I do think the story makes a great template for a story. You’ve got a classic love triangle: the strong, demanding antagonist, the handsome hero, and the beautiful heroine, who must somehow find a way to defeat or placate the antagonist. There’s a kind of a double protagonist thing going on, which is difficult to deal with. However, if you are playing with the “two shall be made one” meme, then it works out pretty well.
This is where my WIP is right now. I’ve got a hero and heroine who share goals. The conflict is weak as a result, although there is some miscommunication in the beginning (quickly cleared up), and I think there may be “protecting the other one without clearly communicating” business going on later on. Sigh. Not a very attractive conflict at all, but when a hero and heroine have a huge conflict going on and conflicting goals, it can be really hard to show them as tough and committed, yet able to work with each other in the end to create a lasting relationship.

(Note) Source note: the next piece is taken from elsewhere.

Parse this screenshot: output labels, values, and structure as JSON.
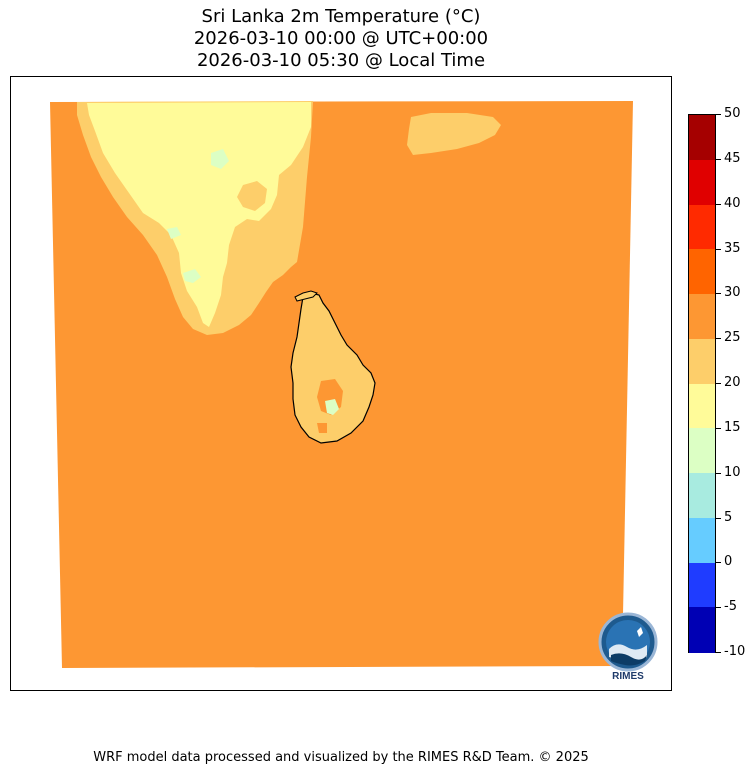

By introducing another character as the real antagonist, I give them another good reason to join forces and work together, but more importantly, I provide the book with a proper conflict that drives the story. Otherwise, my hero and heroine would be sitting at a cafe table, calmly discussing their problems and solving them without much fuss. The Third Party can put a time-lock on the situation: the hero or heroine may have to react without thinking. The Third Party can legitimately have goals that conflict with the hero’s or heroine’s (or both). And when the Third Party dies a psychic death (or even a physical one), it can be very, very sad if you’ve written a great antagonist (and not just a cardboard villain), but it’s also acceptable. It’s a romance – you knew going in that someone was going to get a happy ending, and if I’ve done my job right, you knew that She (or He) was not the one who was going to get it.
So, do you have a favorite character who could fit in the Maya category (strong opponent to the love elements in your story)? Have you written one? Traditionally, Maya has won, and our lovers tended to wait until June. But in the modern age, I don’t think the audience sympathizes with the Maya so much. If you know of a contemporary story where Maya won (at least temporarily), please share!
(P.S. I have no idea where I got these ideas about Maya. The internet isn’t helping, so just take it as a story, not actual fact.)